Road adoption is a term used to describe the council taking ownership of a 'private street'.
A 'private street' is a road which is not maintained at public expense. This means that the council, as the highway authority, is under no obligation to carry out repairs or cleansing to the street, even though it could be a public right of way to which highway and traffic law can be applied.
Private streets may often be unpaved, without kerbs, footways, drainage and lighting (or in some cases) any of these features, and the running surface is probably in a bad condition.
Owners of properties fronting private streets should particularly note that liability for meeting claims for accident or injury damage resulting from the condition of the private street would be expected to rest with the owners of properties abutting the street.

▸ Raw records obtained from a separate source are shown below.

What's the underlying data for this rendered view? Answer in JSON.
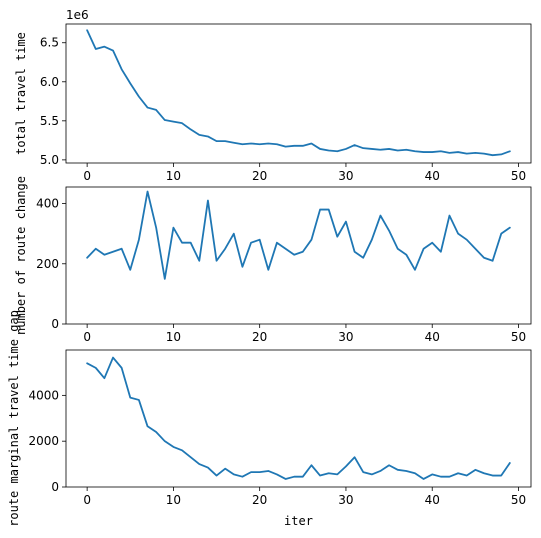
{
  "chart_data": [
    {
      "type": "line",
      "ylabel": "total travel time",
      "xlabel": "",
      "offset_label": "1e6",
      "xlim": [
        -2.45,
        51.45
      ],
      "ylim": [
        4.96,
        6.74
      ],
      "xticks": [
        0,
        10,
        20,
        30,
        40,
        50
      ],
      "yticks": [
        5.0,
        5.5,
        6.0,
        6.5
      ],
      "ytick_labels": [
        "5.0",
        "5.5",
        "6.0",
        "6.5"
      ],
      "color": "#1f77b4",
      "grid": false,
      "x": [
        0,
        1,
        2,
        3,
        4,
        5,
        6,
        7,
        8,
        9,
        10,
        11,
        12,
        13,
        14,
        15,
        16,
        17,
        18,
        19,
        20,
        21,
        22,
        23,
        24,
        25,
        26,
        27,
        28,
        29,
        30,
        31,
        32,
        33,
        34,
        35,
        36,
        37,
        38,
        39,
        40,
        41,
        42,
        43,
        44,
        45,
        46,
        47,
        48,
        49
      ],
      "values": [
        6.66,
        6.42,
        6.45,
        6.4,
        6.16,
        5.98,
        5.81,
        5.67,
        5.64,
        5.51,
        5.49,
        5.47,
        5.39,
        5.32,
        5.3,
        5.24,
        5.24,
        5.22,
        5.2,
        5.21,
        5.2,
        5.21,
        5.2,
        5.17,
        5.18,
        5.18,
        5.21,
        5.14,
        5.12,
        5.11,
        5.14,
        5.19,
        5.15,
        5.14,
        5.13,
        5.14,
        5.12,
        5.13,
        5.11,
        5.1,
        5.1,
        5.11,
        5.09,
        5.1,
        5.08,
        5.09,
        5.08,
        5.06,
        5.07,
        5.11
      ]
    },
    {
      "type": "line",
      "ylabel": "number of route change",
      "xlabel": "",
      "xlim": [
        -2.45,
        51.45
      ],
      "ylim": [
        0,
        455
      ],
      "xticks": [
        0,
        10,
        20,
        30,
        40,
        50
      ],
      "yticks": [
        0,
        200,
        400
      ],
      "ytick_labels": [
        "0",
        "200",
        "400"
      ],
      "color": "#1f77b4",
      "grid": false,
      "x": [
        0,
        1,
        2,
        3,
        4,
        5,
        6,
        7,
        8,
        9,
        10,
        11,
        12,
        13,
        14,
        15,
        16,
        17,
        18,
        19,
        20,
        21,
        22,
        23,
        24,
        25,
        26,
        27,
        28,
        29,
        30,
        31,
        32,
        33,
        34,
        35,
        36,
        37,
        38,
        39,
        40,
        41,
        42,
        43,
        44,
        45,
        46,
        47,
        48,
        49
      ],
      "values": [
        220,
        250,
        230,
        240,
        250,
        180,
        280,
        440,
        320,
        150,
        320,
        270,
        270,
        210,
        410,
        210,
        250,
        300,
        190,
        270,
        280,
        180,
        270,
        250,
        230,
        240,
        280,
        380,
        380,
        290,
        340,
        240,
        220,
        280,
        360,
        310,
        250,
        230,
        180,
        250,
        270,
        240,
        360,
        300,
        280,
        250,
        220,
        210,
        300,
        320
      ]
    },
    {
      "type": "line",
      "ylabel": "route marginal travel time gap",
      "xlabel": "iter",
      "xlim": [
        -2.45,
        51.45
      ],
      "ylim": [
        0,
        5980
      ],
      "xticks": [
        0,
        10,
        20,
        30,
        40,
        50
      ],
      "yticks": [
        0,
        2000,
        4000
      ],
      "ytick_labels": [
        "0",
        "2000",
        "4000"
      ],
      "color": "#1f77b4",
      "grid": false,
      "x": [
        0,
        1,
        2,
        3,
        4,
        5,
        6,
        7,
        8,
        9,
        10,
        11,
        12,
        13,
        14,
        15,
        16,
        17,
        18,
        19,
        20,
        21,
        22,
        23,
        24,
        25,
        26,
        27,
        28,
        29,
        30,
        31,
        32,
        33,
        34,
        35,
        36,
        37,
        38,
        39,
        40,
        41,
        42,
        43,
        44,
        45,
        46,
        47,
        48,
        49
      ],
      "values": [
        5400,
        5200,
        4750,
        5650,
        5200,
        3900,
        3800,
        2650,
        2400,
        2000,
        1750,
        1600,
        1300,
        1000,
        850,
        500,
        800,
        550,
        450,
        650,
        650,
        700,
        550,
        350,
        450,
        450,
        950,
        500,
        600,
        550,
        900,
        1300,
        650,
        550,
        700,
        950,
        750,
        700,
        600,
        350,
        550,
        450,
        450,
        600,
        500,
        750,
        600,
        500,
        500,
        1050
      ]
    }
  ]
}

Under the provisions of Sections 205 to 218 of the Highways Act 1980 (the Private Street Works Code), the Council as Highway Authority, may resolve to make up a Private Street to "adoptable standards" by providing any or all of the missing features, by improving the standard of any existing features, and subsequently maintain the street as adopted highway.
Any such improvements will have to be at the abutting property owners or frontagers expense. A majority of the frontagers in a Private Street will have to indicate their willingness to bear their portion of the costs of a scheme to improve a street to "adoptable standards" before it can be considered for implementation. Because the process can be complex the Council has prepared some guidance notes for works under the Private Street Works Code.